Merkel ist eine Hinterzimmer-Strategin und kein Mensch, der den offenen Kampf sucht. Also hat sie sich auf knappe Einlassungen zur Sache und spitze Bemerkungen beschränkt. Sie hat Trump, der immer wieder sein „America first!“ betonte, mehrfach gesagt, daß auch sie nationale Interessen zu vertreten habe und daß Welthandel – das hätte die deutsche Autoindustrie nach dem EU-Abkommen mit Südkorea gesehen – besser sei als Protektionismus. Auf der gemeinsamen Pressekonferenz ging der amerikanische Präsident dann sogar so weit, der von ihm früher immer wieder kritisierten Nato seine „starke Unterstützung“ (strong support) zu bekunden.
Im großen und ganzen war das zwar ein frostiger Gipfel, der die im Moment unterkühlten Beziehungen zwischen beiden Ländern offenlegte, aber es war keine diplomatische Katastrophe. Merkel hat, das wissen inzwischen alle, einen phlegmatischen Charakter. Die große Strategie war noch nie ihre Sache, taktische Spielchen und eine abseits der großen Bühne stattfindende Metternichsche Kabinettspolitik dafür viel mehr.
Merkel ist weder eine Diplomatin noch überhaupt ein Mensch mit einer konzilianten, ausgleichenden Art. Anderen Politikern begegnet sie immer nur auf zwei Arten: durch Unterdrückung oder Unterwerfung. Weiß sie sich überlegen, dann begegnet sie Regierungen und Politikern mit Verachtung, Druck und Zwang. Das kennzeichnet ihr Verhältnis gegenüber den Regierungen von Polen, Ungarn und Österreich, seit die Österreicher den Flüchtlingen die Grenzen dichtgemacht haben.
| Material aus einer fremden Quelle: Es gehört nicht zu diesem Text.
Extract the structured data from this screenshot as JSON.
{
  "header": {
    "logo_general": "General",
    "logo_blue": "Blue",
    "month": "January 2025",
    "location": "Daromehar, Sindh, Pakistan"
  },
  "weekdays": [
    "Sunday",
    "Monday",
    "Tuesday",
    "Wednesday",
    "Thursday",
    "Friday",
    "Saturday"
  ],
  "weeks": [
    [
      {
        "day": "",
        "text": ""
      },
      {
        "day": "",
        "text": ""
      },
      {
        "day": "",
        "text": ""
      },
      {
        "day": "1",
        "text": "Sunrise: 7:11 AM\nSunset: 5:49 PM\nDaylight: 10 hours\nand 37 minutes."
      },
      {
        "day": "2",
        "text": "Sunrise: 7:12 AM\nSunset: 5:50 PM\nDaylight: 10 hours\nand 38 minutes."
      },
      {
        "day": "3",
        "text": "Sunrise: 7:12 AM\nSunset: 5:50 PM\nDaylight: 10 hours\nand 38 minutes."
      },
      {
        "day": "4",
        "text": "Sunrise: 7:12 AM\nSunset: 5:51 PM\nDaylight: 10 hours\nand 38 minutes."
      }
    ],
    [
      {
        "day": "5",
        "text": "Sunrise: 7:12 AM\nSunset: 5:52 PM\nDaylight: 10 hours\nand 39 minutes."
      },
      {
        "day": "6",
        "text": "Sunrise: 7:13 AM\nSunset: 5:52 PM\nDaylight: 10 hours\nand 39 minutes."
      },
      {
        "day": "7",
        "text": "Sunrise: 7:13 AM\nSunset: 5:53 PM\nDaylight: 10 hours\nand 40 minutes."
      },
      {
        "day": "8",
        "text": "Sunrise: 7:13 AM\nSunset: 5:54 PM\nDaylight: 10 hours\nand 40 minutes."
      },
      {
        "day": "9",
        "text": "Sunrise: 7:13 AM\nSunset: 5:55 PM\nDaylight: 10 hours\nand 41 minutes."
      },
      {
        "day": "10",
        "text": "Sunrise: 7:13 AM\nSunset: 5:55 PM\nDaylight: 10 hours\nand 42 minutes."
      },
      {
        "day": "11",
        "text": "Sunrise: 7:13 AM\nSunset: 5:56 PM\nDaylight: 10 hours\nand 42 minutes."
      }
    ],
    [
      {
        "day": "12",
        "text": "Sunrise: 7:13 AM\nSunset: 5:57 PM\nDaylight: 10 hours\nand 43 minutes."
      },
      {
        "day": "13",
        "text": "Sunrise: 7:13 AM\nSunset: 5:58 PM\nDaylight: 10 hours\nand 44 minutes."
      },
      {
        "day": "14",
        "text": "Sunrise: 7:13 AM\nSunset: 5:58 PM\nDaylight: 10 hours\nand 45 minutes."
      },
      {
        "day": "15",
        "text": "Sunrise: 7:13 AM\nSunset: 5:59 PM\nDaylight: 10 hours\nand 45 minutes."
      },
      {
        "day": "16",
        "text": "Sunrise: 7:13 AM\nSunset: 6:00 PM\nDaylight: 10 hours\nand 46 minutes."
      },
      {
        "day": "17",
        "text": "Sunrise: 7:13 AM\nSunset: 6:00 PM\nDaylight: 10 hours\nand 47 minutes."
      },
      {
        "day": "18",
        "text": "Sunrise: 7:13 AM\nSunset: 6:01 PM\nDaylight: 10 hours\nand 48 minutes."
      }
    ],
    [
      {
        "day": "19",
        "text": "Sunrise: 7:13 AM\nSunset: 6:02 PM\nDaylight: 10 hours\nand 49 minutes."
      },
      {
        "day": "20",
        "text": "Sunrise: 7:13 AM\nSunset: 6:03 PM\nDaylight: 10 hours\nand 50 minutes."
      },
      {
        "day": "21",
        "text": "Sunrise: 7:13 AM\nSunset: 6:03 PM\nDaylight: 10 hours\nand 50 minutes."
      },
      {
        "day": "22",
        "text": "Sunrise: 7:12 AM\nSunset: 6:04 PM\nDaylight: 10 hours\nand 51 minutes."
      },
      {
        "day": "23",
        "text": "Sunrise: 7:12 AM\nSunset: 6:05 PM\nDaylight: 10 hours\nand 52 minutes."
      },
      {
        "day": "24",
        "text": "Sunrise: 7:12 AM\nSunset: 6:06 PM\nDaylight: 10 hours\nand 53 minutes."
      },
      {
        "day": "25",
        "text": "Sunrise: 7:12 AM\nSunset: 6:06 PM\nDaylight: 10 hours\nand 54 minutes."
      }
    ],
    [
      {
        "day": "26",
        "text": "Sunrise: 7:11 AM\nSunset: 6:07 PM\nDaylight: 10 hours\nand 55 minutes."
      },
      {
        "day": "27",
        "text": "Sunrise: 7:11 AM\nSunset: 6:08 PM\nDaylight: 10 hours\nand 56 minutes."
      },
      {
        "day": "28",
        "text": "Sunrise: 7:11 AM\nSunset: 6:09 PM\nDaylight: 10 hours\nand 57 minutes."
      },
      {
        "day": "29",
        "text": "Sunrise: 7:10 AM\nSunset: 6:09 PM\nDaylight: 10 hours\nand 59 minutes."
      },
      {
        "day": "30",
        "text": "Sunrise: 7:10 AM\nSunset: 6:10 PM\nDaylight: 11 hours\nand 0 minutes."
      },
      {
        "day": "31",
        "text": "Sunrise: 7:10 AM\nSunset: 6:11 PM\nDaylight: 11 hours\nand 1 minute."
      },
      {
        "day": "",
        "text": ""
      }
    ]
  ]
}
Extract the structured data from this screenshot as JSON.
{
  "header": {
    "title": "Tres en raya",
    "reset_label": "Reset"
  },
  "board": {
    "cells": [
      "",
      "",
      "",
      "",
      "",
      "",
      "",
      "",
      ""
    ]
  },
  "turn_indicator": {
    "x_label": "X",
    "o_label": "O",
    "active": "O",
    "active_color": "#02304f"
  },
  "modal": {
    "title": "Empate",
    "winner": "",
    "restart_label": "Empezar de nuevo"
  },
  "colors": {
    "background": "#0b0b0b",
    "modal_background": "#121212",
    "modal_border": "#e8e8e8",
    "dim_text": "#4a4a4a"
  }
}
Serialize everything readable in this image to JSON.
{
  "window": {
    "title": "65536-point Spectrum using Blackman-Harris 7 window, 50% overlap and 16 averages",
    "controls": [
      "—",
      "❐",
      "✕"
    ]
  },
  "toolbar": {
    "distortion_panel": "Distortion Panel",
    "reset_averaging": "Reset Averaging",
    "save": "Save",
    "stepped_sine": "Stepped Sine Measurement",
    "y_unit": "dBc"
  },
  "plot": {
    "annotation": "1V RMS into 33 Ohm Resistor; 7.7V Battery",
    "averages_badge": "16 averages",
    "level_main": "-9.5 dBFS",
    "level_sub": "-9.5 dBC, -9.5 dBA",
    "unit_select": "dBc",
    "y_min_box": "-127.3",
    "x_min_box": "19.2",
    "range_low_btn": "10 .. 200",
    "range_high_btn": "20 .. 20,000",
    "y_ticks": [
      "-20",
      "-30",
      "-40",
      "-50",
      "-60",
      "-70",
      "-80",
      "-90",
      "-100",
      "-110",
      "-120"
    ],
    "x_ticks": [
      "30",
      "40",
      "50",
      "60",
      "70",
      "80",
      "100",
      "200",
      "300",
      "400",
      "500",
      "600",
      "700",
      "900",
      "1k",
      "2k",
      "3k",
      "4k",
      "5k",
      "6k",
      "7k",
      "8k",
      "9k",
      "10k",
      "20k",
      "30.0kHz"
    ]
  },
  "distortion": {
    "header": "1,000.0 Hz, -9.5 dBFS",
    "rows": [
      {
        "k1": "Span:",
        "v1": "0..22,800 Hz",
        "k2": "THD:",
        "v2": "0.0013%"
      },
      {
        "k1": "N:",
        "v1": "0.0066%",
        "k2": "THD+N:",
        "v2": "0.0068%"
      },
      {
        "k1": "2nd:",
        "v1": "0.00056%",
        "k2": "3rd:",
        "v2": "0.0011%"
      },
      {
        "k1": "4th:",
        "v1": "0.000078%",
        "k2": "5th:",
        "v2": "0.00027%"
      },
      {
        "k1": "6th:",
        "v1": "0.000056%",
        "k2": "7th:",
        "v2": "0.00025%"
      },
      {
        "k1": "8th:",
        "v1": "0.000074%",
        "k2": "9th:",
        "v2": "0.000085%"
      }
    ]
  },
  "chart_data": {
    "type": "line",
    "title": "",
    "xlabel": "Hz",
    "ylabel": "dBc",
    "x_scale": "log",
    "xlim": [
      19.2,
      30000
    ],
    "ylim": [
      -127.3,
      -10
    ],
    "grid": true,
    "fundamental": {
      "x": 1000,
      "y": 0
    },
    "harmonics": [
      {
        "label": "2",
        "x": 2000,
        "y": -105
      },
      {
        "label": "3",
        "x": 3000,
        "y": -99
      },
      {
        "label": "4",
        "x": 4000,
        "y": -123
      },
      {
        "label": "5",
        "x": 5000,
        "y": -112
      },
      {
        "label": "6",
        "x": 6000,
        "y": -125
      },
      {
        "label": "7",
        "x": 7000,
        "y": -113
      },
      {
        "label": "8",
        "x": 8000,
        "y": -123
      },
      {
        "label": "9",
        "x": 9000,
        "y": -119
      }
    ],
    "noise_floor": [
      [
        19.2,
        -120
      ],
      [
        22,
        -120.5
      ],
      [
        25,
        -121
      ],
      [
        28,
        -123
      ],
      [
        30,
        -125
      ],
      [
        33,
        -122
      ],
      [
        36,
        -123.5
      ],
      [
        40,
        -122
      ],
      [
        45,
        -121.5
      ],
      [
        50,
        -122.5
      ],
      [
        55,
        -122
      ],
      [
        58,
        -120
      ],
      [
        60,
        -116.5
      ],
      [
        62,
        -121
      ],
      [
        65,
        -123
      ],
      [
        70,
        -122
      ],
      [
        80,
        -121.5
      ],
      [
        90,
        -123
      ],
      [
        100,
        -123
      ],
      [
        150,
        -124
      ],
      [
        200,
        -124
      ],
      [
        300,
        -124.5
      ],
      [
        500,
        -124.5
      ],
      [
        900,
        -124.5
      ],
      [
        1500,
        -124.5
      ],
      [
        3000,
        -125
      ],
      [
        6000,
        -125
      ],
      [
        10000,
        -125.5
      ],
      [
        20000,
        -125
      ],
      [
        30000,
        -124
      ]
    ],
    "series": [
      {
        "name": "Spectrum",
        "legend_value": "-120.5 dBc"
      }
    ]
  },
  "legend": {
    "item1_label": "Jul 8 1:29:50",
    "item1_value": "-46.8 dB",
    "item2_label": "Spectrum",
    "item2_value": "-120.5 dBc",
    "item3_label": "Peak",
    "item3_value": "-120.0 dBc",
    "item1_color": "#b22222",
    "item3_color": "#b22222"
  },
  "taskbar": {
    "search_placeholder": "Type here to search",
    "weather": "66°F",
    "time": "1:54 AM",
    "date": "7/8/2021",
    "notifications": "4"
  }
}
Sitzt sie hingegen am kürzeren Hebel und ist mit lautstark auftrumpfenden Gegenspielern konfrontiert, dann kuscht sie, redet im Flüsterton und vergißt ganz plötzlich, daß sie von den Deutschen auch deshalb gewählt wurde, um auch nach außen Demokratie, Freiheit und Rechtstaatlichkeit zu vertreten. Merkel hatte weder Nicolas Sarkozy noch Silvio Berlusconi jemals viel entgegenzusetzen, noch hat sie den Willen oder die Fähigkeit, dem türkischen Präsidenten Recep Erdogan auf Augenhöhe zu begegnen. Und mit Donald Trump ist das nun auch wieder so.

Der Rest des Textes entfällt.